Tenía dieciocho años cuando mi familia, dos amigos de la secundaria y yo, partimos en un tour vacacional antropológico-humanístico-cultural por algunos países latinoamericanos. El viaje resultó excepcional desde todo punto de vista, en aprendizajes, degustación de nuevas comidas, avizoramiento de paisajes y especies, sobre todo para quienes prefieren la experiencia inmediata a los libros, cuya cantidad y volumen, descubrí, disminuían velozmente en mi valija. A esa alarma de adicto que ve cómo va desapareciendo la dosis requerida sin que sepa cómo suplir el objeto de su adicción, se sumaba una cierta incomodidad en el contacto con los guías, que en cada tramo del viaje se renovaban, y que atendían con amabilidad imperturbable a nuestras preocupaciones antropológico-humanístico-culturales; bajo esa pátina, yo percibía la sorda titilación de un rencor histórico, étnico. No eran aún las épocas latinoamericanísticas del Mercosur, y aún siendo latinoamericano e hispanohablante, en tanto extranjero seguía siendo gringo.
Desde luego, yo estaba muy afilado para el sentimiento de culpa, ya que en la infancia mis compañeritos de primaria me responsabilizaban —a mí y a mi propia tribu— de haber asesinado a Cristo. Así que yo prefería abstenerme de molestar a los guías con pregunta alguna, mientras imploraba a los cielos por la pronta finalización del viaje. Sin embargo, en medio de aquella pesadilla, se abrieron un día las puertas y viví mi momento extraordinario.

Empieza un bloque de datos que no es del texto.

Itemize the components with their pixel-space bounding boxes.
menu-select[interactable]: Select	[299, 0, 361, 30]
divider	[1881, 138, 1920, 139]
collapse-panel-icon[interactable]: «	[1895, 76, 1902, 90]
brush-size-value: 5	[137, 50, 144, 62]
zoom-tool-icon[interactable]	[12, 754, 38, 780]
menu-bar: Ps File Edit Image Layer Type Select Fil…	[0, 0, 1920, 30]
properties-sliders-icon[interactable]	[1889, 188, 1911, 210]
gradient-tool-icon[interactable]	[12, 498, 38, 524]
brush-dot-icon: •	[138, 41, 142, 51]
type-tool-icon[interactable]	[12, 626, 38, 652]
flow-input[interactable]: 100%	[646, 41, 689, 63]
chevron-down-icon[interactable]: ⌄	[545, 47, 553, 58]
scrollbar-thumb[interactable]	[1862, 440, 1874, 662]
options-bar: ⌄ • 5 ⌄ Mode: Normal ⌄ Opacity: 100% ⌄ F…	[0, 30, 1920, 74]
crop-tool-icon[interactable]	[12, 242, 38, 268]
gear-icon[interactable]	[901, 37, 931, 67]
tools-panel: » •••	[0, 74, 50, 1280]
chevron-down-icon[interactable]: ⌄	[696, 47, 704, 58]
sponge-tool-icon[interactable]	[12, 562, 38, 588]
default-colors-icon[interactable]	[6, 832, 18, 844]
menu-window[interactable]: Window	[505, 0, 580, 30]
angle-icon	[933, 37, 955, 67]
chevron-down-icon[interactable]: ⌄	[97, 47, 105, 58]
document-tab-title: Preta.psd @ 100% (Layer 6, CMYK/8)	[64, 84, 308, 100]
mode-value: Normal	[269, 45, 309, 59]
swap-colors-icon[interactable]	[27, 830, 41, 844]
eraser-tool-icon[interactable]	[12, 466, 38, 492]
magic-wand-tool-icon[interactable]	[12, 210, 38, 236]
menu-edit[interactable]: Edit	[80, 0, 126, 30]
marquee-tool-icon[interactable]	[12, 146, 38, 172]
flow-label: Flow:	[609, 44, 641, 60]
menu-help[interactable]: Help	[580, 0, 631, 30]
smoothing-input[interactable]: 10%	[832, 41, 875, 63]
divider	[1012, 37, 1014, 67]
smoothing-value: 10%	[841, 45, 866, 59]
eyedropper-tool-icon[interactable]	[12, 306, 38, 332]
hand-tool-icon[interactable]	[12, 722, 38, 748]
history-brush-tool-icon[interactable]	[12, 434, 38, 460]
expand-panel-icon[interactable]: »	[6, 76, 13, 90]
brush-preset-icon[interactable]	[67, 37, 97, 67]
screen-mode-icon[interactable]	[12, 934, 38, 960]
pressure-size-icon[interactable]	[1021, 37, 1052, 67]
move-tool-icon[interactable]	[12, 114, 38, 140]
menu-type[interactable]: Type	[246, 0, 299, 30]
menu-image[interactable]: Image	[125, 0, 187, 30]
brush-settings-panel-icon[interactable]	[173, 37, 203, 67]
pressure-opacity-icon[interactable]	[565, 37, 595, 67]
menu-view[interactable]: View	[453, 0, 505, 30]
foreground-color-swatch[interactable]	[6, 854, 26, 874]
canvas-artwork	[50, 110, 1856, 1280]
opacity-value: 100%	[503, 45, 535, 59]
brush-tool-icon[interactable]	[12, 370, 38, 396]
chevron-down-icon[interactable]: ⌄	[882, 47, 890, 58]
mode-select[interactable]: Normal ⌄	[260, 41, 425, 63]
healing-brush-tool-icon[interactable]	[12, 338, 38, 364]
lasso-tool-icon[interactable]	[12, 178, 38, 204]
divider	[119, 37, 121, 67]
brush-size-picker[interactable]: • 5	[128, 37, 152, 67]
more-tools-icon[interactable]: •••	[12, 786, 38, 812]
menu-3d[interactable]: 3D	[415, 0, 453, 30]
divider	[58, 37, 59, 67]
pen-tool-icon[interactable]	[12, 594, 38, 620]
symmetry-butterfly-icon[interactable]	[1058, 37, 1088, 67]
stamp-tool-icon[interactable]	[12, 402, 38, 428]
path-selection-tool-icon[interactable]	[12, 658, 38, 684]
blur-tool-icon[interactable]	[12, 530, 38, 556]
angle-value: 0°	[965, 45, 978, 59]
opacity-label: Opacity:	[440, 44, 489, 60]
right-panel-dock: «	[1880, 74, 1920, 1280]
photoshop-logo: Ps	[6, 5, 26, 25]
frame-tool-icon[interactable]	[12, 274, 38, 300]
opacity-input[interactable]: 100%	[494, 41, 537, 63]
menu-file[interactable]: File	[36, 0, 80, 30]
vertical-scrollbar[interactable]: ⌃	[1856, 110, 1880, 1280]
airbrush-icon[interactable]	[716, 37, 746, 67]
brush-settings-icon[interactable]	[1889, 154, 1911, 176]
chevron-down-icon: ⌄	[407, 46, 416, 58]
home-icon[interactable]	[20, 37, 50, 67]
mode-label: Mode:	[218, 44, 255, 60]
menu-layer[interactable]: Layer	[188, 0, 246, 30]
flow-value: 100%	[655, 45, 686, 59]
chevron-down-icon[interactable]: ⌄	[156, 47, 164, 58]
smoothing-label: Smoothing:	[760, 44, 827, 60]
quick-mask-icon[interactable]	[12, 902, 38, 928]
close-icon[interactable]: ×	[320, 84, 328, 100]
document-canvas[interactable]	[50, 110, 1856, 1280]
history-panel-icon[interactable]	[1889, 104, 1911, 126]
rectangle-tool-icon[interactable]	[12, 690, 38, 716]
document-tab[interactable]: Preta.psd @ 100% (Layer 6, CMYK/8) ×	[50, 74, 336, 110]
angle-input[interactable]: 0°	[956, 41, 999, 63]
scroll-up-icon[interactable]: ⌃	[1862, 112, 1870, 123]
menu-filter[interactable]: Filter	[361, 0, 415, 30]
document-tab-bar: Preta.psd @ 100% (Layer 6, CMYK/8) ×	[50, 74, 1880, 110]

Fue en Iquitos. Nos alojamos en unos bungalows en plena selva amazónica. Recuerdo el olor de la madera, las gradaciones del verde enramándose voluptuosamente en la espesura, el brillo de un haz de luz atravesando cenital la espesura y centelleando sobre una hoja, el deleite de la superposición de voces animales de la selva; chistidos, rugidos, balidos, graznidos, piares, frotes, lamentos, quejas, que se sumaban a las canciones románticas que el guía ocasional, con acompañamiento de guitarra, comenzó a cantar al atardecer con el propósito de voltearse a una holandesa pelirroja que nos había vuelto locos a todos y que en la madrugada se deshizo en gemidos de tigresa encendida.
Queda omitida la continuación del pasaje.